To address these limitations, the authors:
- Curated and expanded the MAVE dataset to create ImplicitAVE, a refined dataset of 68k training and 1.6k testing instances across five domains, 25 attributes, and 158 attribute values, with a focus on implicit AVE and multimodality.
- Established a comprehensive benchmark for evaluating multimodal large language models (MLLMs) on the ImplicitAVE dataset, covering six recent MLLMs with 11 variants. The results reveal that implicit value extraction remains a challenging task for open-source MLLMs.
- Conducted in-depth analysis on the domain-level and attribute-level performance of the evaluated models, identifying key challenges and opportunities for future research.
The authors found that the Clothing domain and attributes like Sleeve Style and Neckline are the most challenging for the evaluated models. They also observed that while GPT-4V outperformed other models, open-source MLLMs still lag behind in many domains and attributes, providing opportunities for further research.
Statistikk
"Implicit values can only be inferred from the product image, contextual clues, or prior knowledge."
"Our dataset covers 5 diverse domains and 25 carefully curated attributes specially for the task of implicit attribute value extraction."

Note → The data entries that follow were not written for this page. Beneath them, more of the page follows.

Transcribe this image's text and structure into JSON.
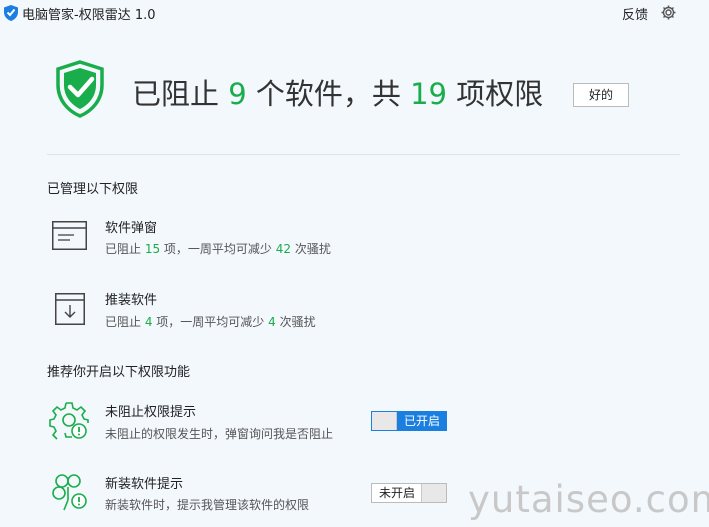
{
  "window": {
    "title": "电脑管家-权限雷达 1.0",
    "feedback_label": "反馈"
  },
  "summary": {
    "part1": "已阻止 ",
    "blocked_count": "9",
    "part2": " 个软件，共 ",
    "permission_count": "19",
    "part3": " 项权限",
    "ok_label": "好的"
  },
  "managed": {
    "title": "已管理以下权限",
    "items": [
      {
        "title": "软件弹窗",
        "desc_a": "已阻止 ",
        "count": "15",
        "desc_b": " 项，一周平均可减少 ",
        "reduce": "42",
        "desc_c": " 次骚扰"
      },
      {
        "title": "推装软件",
        "desc_a": "已阻止 ",
        "count": "4",
        "desc_b": " 项，一周平均可减少 ",
        "reduce": "4",
        "desc_c": " 次骚扰"
      }
    ]
  },
  "recommend": {
    "title": "推荐你开启以下权限功能",
    "items": [
      {
        "title": "未阻止权限提示",
        "desc": "未阻止的权限发生时，弹窗询问我是否阻止",
        "toggle_label": "已开启",
        "enabled": true
      },
      {
        "title": "新装软件提示",
        "desc": "新装软件时，提示我管理该软件的权限",
        "toggle_label": "未开启",
        "enabled": false
      }
    ]
  },
  "watermark": "yutaiseo.com",
  "colors": {
    "accent_green": "#1aad4b",
    "toggle_blue": "#1a7fe0",
    "background": "#f3f8fd"
  }
}
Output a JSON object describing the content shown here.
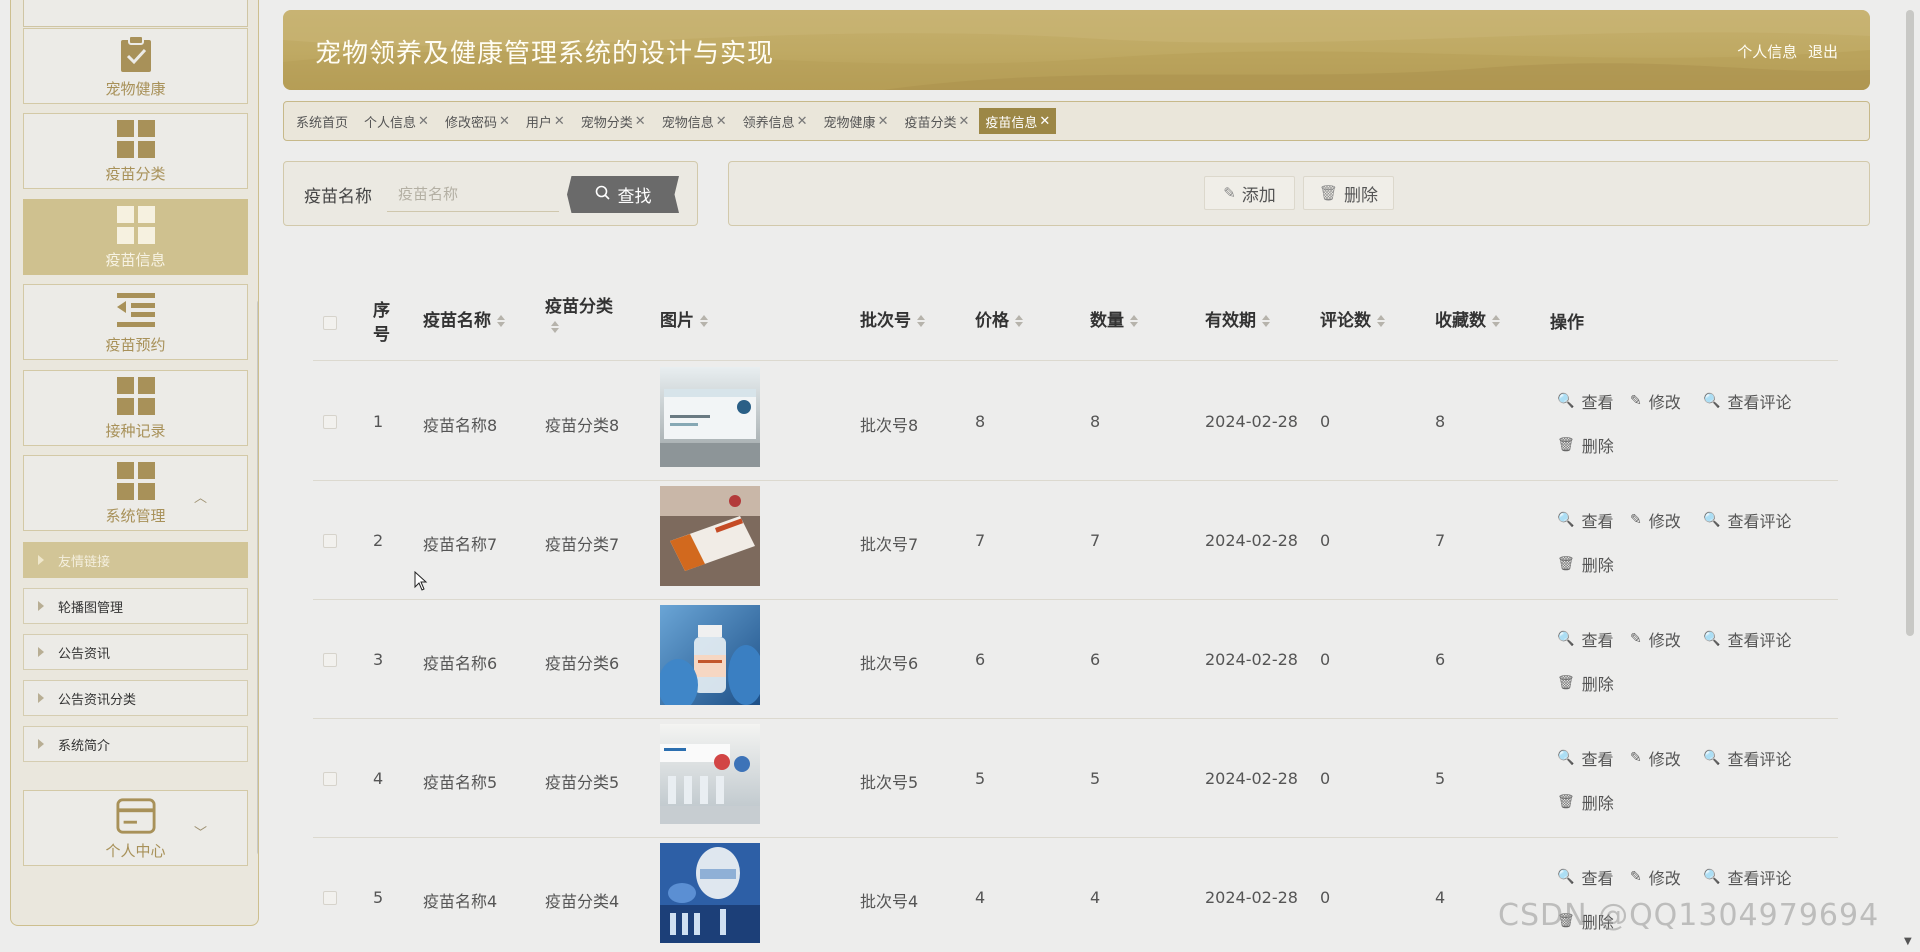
{
  "header": {
    "title": "宠物领养及健康管理系统的设计与实现",
    "profile_link": "个人信息",
    "logout_link": "退出"
  },
  "sidebar": {
    "items": [
      {
        "label": "宠物健康",
        "icon": "clipboard-check-icon"
      },
      {
        "label": "疫苗分类",
        "icon": "grid-icon"
      },
      {
        "label": "疫苗信息",
        "icon": "grid-icon"
      },
      {
        "label": "疫苗预约",
        "icon": "list-icon"
      },
      {
        "label": "接种记录",
        "icon": "grid-icon"
      },
      {
        "label": "系统管理",
        "icon": "grid-icon"
      },
      {
        "label": "个人中心",
        "icon": "card-icon"
      }
    ],
    "submenu": [
      "友情链接",
      "轮播图管理",
      "公告资讯",
      "公告资讯分类",
      "系统简介"
    ]
  },
  "tabs": [
    {
      "label": "系统首页",
      "closable": false
    },
    {
      "label": "个人信息",
      "closable": true
    },
    {
      "label": "修改密码",
      "closable": true
    },
    {
      "label": "用户",
      "closable": true
    },
    {
      "label": "宠物分类",
      "closable": true
    },
    {
      "label": "宠物信息",
      "closable": true
    },
    {
      "label": "领养信息",
      "closable": true
    },
    {
      "label": "宠物健康",
      "closable": true
    },
    {
      "label": "疫苗分类",
      "closable": true
    },
    {
      "label": "疫苗信息",
      "closable": true
    }
  ],
  "active_tab": "疫苗信息",
  "search": {
    "label": "疫苗名称",
    "placeholder": "疫苗名称",
    "value": "",
    "button": "查找"
  },
  "actions": {
    "add": "添加",
    "delete": "删除"
  },
  "table": {
    "headers": {
      "index": "序号",
      "name": "疫苗名称",
      "category": "疫苗分类",
      "image": "图片",
      "batch": "批次号",
      "price": "价格",
      "quantity": "数量",
      "expiry": "有效期",
      "comments": "评论数",
      "favorites": "收藏数",
      "ops": "操作"
    },
    "op_labels": {
      "view": "查看",
      "edit": "修改",
      "view_comments": "查看评论",
      "delete": "删除"
    },
    "rows": [
      {
        "index": "1",
        "name": "疫苗名称8",
        "category": "疫苗分类8",
        "batch": "批次号8",
        "price": "8",
        "quantity": "8",
        "expiry": "2024-02-28",
        "comments": "0",
        "favorites": "8"
      },
      {
        "index": "2",
        "name": "疫苗名称7",
        "category": "疫苗分类7",
        "batch": "批次号7",
        "price": "7",
        "quantity": "7",
        "expiry": "2024-02-28",
        "comments": "0",
        "favorites": "7"
      },
      {
        "index": "3",
        "name": "疫苗名称6",
        "category": "疫苗分类6",
        "batch": "批次号6",
        "price": "6",
        "quantity": "6",
        "expiry": "2024-02-28",
        "comments": "0",
        "favorites": "6"
      },
      {
        "index": "4",
        "name": "疫苗名称5",
        "category": "疫苗分类5",
        "batch": "批次号5",
        "price": "5",
        "quantity": "5",
        "expiry": "2024-02-28",
        "comments": "0",
        "favorites": "5"
      },
      {
        "index": "5",
        "name": "疫苗名称4",
        "category": "疫苗分类4",
        "batch": "批次号4",
        "price": "4",
        "quantity": "4",
        "expiry": "2024-02-28",
        "comments": "0",
        "favorites": "4"
      }
    ]
  },
  "watermark": "CSDN @QQ1304979694",
  "colors": {
    "accent": "#bfa963",
    "active_tab": "#9c8746",
    "sidebar_active": "#cfc18f"
  }
}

"We have a total of 158 diverse attribute values."
Sitater
"Existing datasets for attribute value extraction exhibit several key limitations: (1) They predominantly focus on explicit attribute values, neglecting implicit attribute values (Zheng et al., 2018; Wang et al., 2020), which are more challenging and commonly encountered in real-world scenarios; (2) Many datasets lack product images (Yan et al., 2021; Yang et al., 2022), limiting their applicability in multimodal contexts; (3) The limited number of publicly available datasets lack human inspection and cover only a few domains, resulting in inaccurate and restricted benchmarks (Xu et al., 2019; Zhang et al., 2023)."
"GPT-4V outperformed every other model in both the zero-shot and fine-tune setting in every single domain."
"Among the open-source MLLMs, no single model outperformed all other models across all the domains, but Qwen-VL had the best scores in the Jewelry&GA and Food domains."